3.2 Le design comme vérité
Peut-on, de cette élaboration du concept de modèle, déduire une pensée du design qui fasse contrepoint à celle de Bruno Latour ? Contrairement à ce dernier, Alain Badiou n'a, à notre connaissance, jamais écrit sur le design, et la « vogue » de ce terme ne semble guère l'intéresser. Toutefois, l'art joue un rôle très important dans son dispositif philosophique. Pour rappel, la philosophie de Badiou se fonde sur un geste platonicien50 : son point de départ est qu'« il y a des vérités ». Mais les vérités, pour Badiou, ne sont pas produites par la philosophie. Elles sont produites dans d'autres champs et le rôle de la philosophie est à la fois de les attester et de penser leur possibilité. De sorte que c'est l'existence de vérités qui est une condition pour la philosophie et non le discours philosophique qui est la condition de la vérité. Pour Badiou, les vérités ne sont pas transcendantes, ce sont bien plutôt des évènements, c'est-à-dire des moments de coupures, de discontinuités, comme peuvent l'être les périodes de crises scientifiques. Badiou identifie quatre champs dans lesquels il est historiquement attesté qu'il y ait des vérités : l'amour, l'art, la science et la politique. L'art, en tant que vérité, est donc l'une des conditions de la philosophie. Mais, rien n'interdit de se demander s'il n'en est pas de même pour le design, si l'on tient pour légitime qu'il est l'un des domaines de l'invention des formes. Pour montrer que la pensée de Badiou peut avoir une pertinence pour le design, nous nous appuierons sur un ouvrage paru en 1998, Le petit manuel d'inesthétique51. Ce qui motive à nos yeux ce rapprochement, c'est que Badiou revient dans ce texte sur le problème des modèles, et ce dans des termes très proches de ceux qu'il utilise en 1969.
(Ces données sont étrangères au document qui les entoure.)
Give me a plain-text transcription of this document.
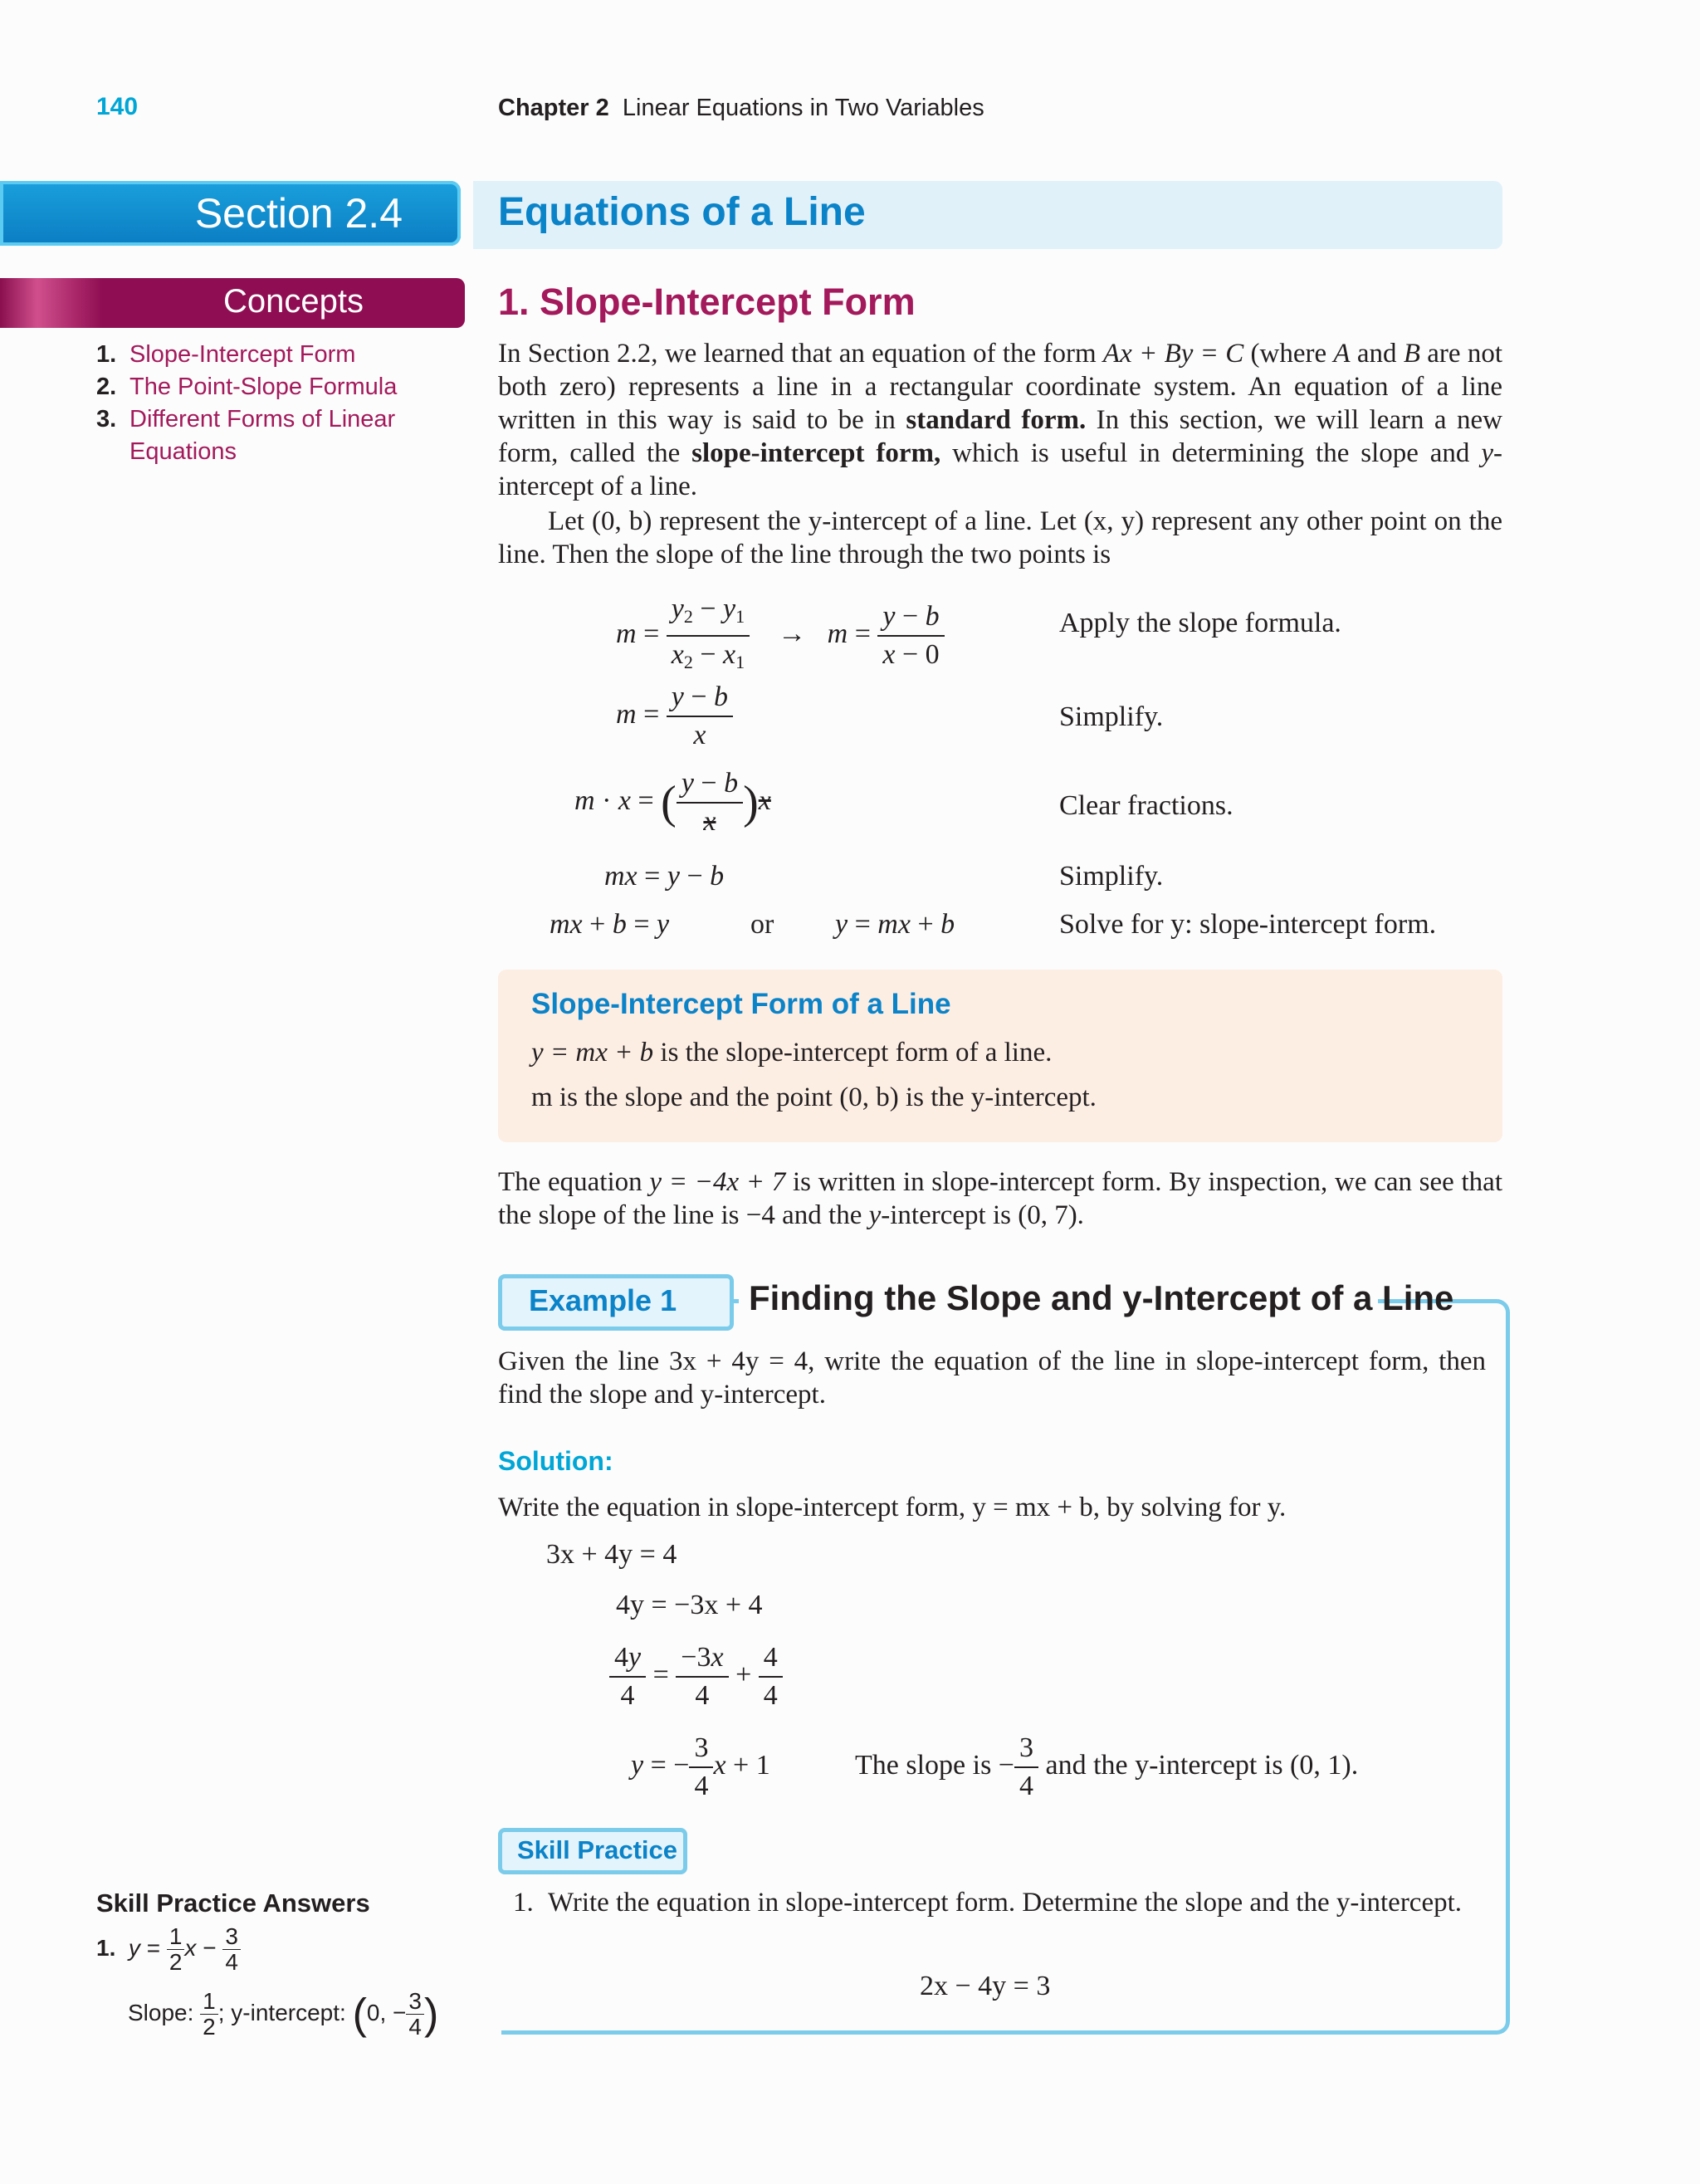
140	Chapter 2 Linear Equations in Two Variables
Section 2.4 Equations of a Line
Concepts
1. Slope-Intercept Form
2. The Point-Slope Formula
3. Different Forms of Linear Equations
1. Slope-Intercept Form

In Section 2.2, we learned that an equation of the form Ax + By = C (where A and B are not both zero) represents a line in a rectangular coordinate system. An equation of a line written in this way is said to be in standard form. In this section, we will learn a new form, called the slope-intercept form, which is useful in determining the slope and y-intercept of a line.

Let (0, b) represent the y-intercept of a line. Let (x, y) represent any other point on the line. Then the slope of the line through the two points is

$m = \frac{y_2 - y_1}{x_2 - x_1} \to m = \frac{y - b}{x - 0}$	Apply the slope formula.
$m = \frac{y - b}{x}$	Simplify.
m · x = ( $\frac{y - b}{x} )x$	Clear fractions.
mx = y − b	Simplify.
mx + b = y	or y = mx + b	Solve for y: slope-intercept form.
Slope-Intercept Form of a Line
y = mx + b is the slope-intercept form of a line.
m is the slope and the point (0, b) is the y-intercept.

The equation y = −4x + 7 is written in slope-intercept form. By inspection, we can see that the slope of the line is −4 and the y-intercept is (0, 7).

Example 1 Finding the Slope and y-Intercept of a Line

Given the line 3x + 4y = 4, write the equation of the line in slope-intercept form, then find the slope and y-intercept.

Solution:

Write the equation in slope-intercept form, y = mx + b, by solving for y.

3x + 4y = 4
4y = −3x + 4
$\frac{4y}{4} = \frac{-3x}{4} + \frac{4}{4}$
y = − $\frac{3}{4}$ x + 1	The slope is − $\frac{3}{4}$ and the y-intercept is (0, 1).
Skill Practice
1. Write the equation in slope-intercept form. Determine the slope and the y-intercept.
2x − 4y = 3
Skill Practice Answers
1. $y = \frac{1}{2}$ $x - \frac{3}{4}$
Slope: $\frac{1}{2}$ ; y-intercept: (0, − $\frac{3}{4}$ )
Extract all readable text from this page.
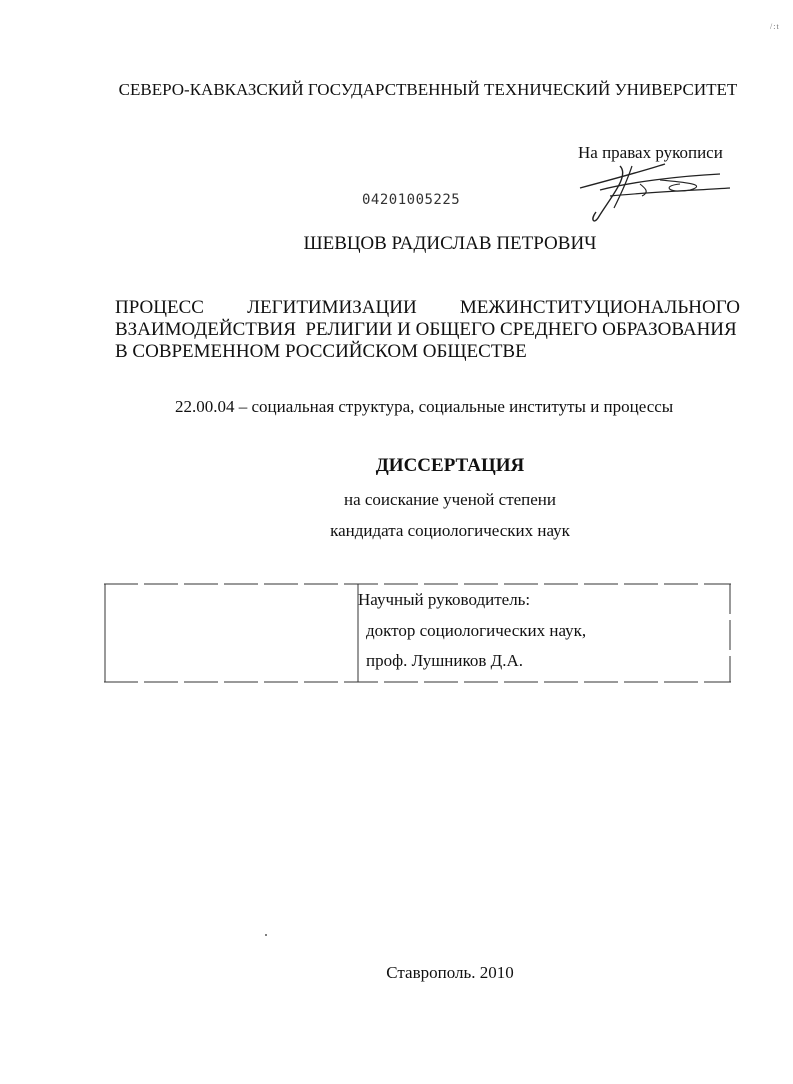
/:t
СЕВЕРО-КАВКАЗСКИЙ ГОСУДАРСТВЕННЫЙ ТЕХНИЧЕСКИЙ УНИВЕРСИТЕТ
На правах рукописи
04201005225
ШЕВЦОВ РАДИСЛАВ ПЕТРОВИЧ
ПРОЦЕСС ЛЕГИТИМИЗАЦИИ МЕЖИНСТИТУЦИОНАЛЬНОГО
ВЗАИМОДЕЙСТВИЯ  РЕЛИГИИ И ОБЩЕГО СРЕДНЕГО ОБРАЗОВАНИЯ
В СОВРЕМЕННОМ РОССИЙСКОМ ОБЩЕСТВЕ
22.00.04 – социальная структура, социальные институты и процессы
ДИССЕРТАЦИЯ
на соискание ученой степени
кандидата социологических наук
Научный руководитель:
доктор социологических наук,
проф. Лушников Д.А.
Ставрополь. 2010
Alain Badiou identifie, dans l'histoire de notre culture, trois schèmes artistiques principaux : un schème didactique, un schème classique et un schème romantique52. Dans le schème didactique, l'art ne produit pas, par lui-même, de vérité. Il est bien plutôt corrupteur, en ce qu'il détourne de la vérité par la production de semblants. La seule manière de prévenir cette corruption, c'est d'assigner à l'art une tâche éducative : il doit transmettre des vérités qui lui sont extérieures. Dans le schème classique, non seulement l'art n'a pas de vérité propre, mais il est complètement dissocié du problème de la vérité. L'enjeu de l'art, ce n'est pas le vrai, ce sont les passions. Si l'art a un caractère vertueux, c'est qu'il permet, grâce au semblant, de se libérer de certaines passions. Dans le schème romantique, enfin, l'art a une vérité propre. Il est une présentation directe de la vérité et, en cela, il doit être au-delà de tout semblant. Chacun de ces schèmes peut être associé à un nom propre : le schème didactique est platonicien, le schème classique est aristotélicien, le schème romantique est heideggérien. Pour Alain Badiou, aucun de ces schèmes ne propose un rapport entre art et vérité qui soit réellement satisfaisant. C'est évident dans les schèmes didactiques et classiques, puisque l'art n'y a pas de vérité propre. Mais le schème romantique a lui aussi des inconvénients : il tend à reconduire une conception christique de la vérité, l'œuvre étant une incarnation de l'absolu53. Or, pour Badiou, les vérités sont toujours plurielles. L'enjeu est donc de penser comment l'art peut manifester non pas La vérité, mais des vérités. Pour pluraliser les vérités artistiques, il faut nécessairement pluraliser le rapport aux œuvres : aucune œuvre ne peut présenter, à elle seule, La vérité. La proposition de Badiou est donc que les vérités artistiques se manifestent dans des séquences d'œuvres, séquences qui forment des « configurations artistiques54 ». Une séquence d'œuvre est une suite de productions artistiques initiées par une rupture évènementielle (par exemple une invention formelle) et qui, dans leur enchaînement et leur complémentarité, dessinent une configuration artistique unique, qui a valeur de vérité. On pourrait ainsi considérer que les séquences de la peinture impressionniste ou de la peinture cubiste sont les manifestations historiques de configurations artistiques singulières.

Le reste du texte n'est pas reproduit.